Ebü’l-Velîd, önce Endülüs’te Ebü’l-Esbag’dan, Ebû Muhammed Mekkî’den, Ebû Şâkir’den, Muhammed bin İsmâil’den ve daha başkalarından fıkıh ve hadîs ilimlerini öğrendi. 426 (m. 1035) senesinde memleketinden ayrıldı. Ebû Zer-i Hirevî ile beraber üç sene Mekke’de kaldı ve dört defa hac ibâdetini yaptı. Orada, el-Metû’î, Ebû Bekr bin Sahteveyh, İbn-i Muharrez ve İbn-i Mahmûd el-Verrâk ve daha birçok âlimden hadîs-i şerîf dinleyip ezberledi. Sonra Bağdad’a gidip üç sene kaldı. Fıkıh dersleri ve hadîs-i şerîf okudu. Orada, Şafiî âlimlerinin büyüklerinden Ebü’t-Tayyib-i Taberânî ve Ebû İshâk-ı Şîrâzî ve Mâlikî âlimlerinden Ebü’l-Abbâs Ahmed bin Muhammed bin Arûs, Ebû Abdullah-i Dâmgânî, Ebû Abdullah Hüseyn-i Saymerî gibi birçok âlim ile buluştu. Onlardan fıkıh ve fıkıh usûlü ilimlerine âit birçok mes’eleleri öğrendi, hadîs-i şerîf dinleyip ezberledi. Daha sonra Şam’a geldi. Orada, Ali bin Mûsâ es-Simsâr’ın ilimlerinden çok istifâde etti. Ondan hadîs-i şerîf dinleyip ezberledi. Oradan Musul’a geçti. Ebû Ca’fer es-Simnânî ile beraber bir sene orada kaldı. Ondan fıkıh ve aklî ilimleri öğrendi. Hadîslerde ve illetlerinde, fıkhın inceliklerinde ve kapalı mes’elelerinde, hılâf ilminde ve kelâm ilminin ince mes’elelerinde asrının âlimleri arasında çok yükseldi.

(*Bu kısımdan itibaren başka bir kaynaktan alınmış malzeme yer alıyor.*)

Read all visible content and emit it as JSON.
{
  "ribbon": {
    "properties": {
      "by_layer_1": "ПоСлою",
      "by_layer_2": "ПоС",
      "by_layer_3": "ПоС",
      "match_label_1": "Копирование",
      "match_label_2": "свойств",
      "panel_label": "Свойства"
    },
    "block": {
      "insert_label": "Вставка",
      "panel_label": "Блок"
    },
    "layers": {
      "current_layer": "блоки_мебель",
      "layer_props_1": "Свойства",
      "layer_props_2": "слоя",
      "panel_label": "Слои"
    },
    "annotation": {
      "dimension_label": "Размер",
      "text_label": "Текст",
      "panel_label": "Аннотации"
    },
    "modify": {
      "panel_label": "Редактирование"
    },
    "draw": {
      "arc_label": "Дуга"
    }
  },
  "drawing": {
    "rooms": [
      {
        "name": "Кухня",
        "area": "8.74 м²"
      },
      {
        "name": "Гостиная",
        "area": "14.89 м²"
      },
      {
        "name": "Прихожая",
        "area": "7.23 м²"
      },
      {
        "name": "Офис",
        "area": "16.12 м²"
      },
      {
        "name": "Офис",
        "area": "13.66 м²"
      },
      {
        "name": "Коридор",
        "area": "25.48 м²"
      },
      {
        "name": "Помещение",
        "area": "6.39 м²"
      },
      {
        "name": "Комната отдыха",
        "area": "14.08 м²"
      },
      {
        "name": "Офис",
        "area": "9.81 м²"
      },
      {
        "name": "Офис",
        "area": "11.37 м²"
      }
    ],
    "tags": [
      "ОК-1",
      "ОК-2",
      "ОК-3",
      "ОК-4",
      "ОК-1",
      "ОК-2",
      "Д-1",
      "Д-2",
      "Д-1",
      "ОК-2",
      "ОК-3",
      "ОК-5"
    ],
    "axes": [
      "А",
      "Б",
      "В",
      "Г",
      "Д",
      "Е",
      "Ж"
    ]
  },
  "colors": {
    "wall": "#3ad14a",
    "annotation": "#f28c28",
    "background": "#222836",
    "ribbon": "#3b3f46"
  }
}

Onüç seneye yakın, doğu memleketlerinde kaldı. Hâfız Ebû Bekr Hatîb-i Bağdâdî’den hadîs-i şerîf rivâyet etti. Hatîb de, ondan hadîs-i şerîfler aldı. Bir müddet Haleb kadılığında bulunduğu bildirilmiştir. Daha sonra, bulunduğu yerlerden çok ilim toplamış, fakat fakir bir hâlde ve güzel bir ahlâka sahip olarak Endülüs’e döndü. Burada kadılık vazîfesine ta’yin edildi.

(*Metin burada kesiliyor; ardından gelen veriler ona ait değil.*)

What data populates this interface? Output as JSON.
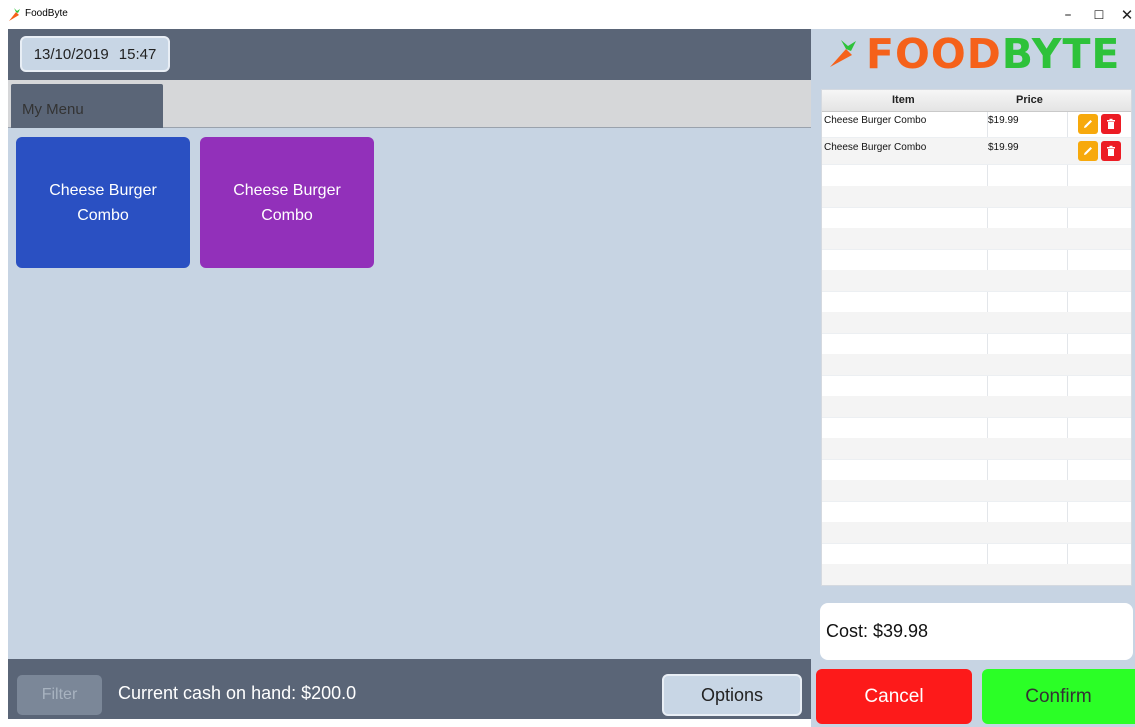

Kendisinden de; meşhûr Lizbon kadısı ve “İstî’âb” kitabının sahibi Ebû Ömer bin Abdülberr de ilim alıp hadîs-i şerîf rivâyet etti. Endülüs’te daha birçok âlim, onun tedrisât halkasına devam edip, fıkıh ve hadîs ilimlerini öğrendi. Ebû Bekr et-Tartûşî ve Kâdı İbn-i Şibrîn de ondan fıkıh ilmini öğrendi. Endülüs’ün iki meşhûr hâfızı Ebû Ali el-Hayyânî ve es-Sadafî ile Kâdı Ebü’l-Kâsım el-Me’ârifî, es-Sebtî, İbn-i Ebi Ca’fer el-Mürsî ve daha başka âlimler, ondan hadîs-i şerîf dinleyip rivâyet ettiler.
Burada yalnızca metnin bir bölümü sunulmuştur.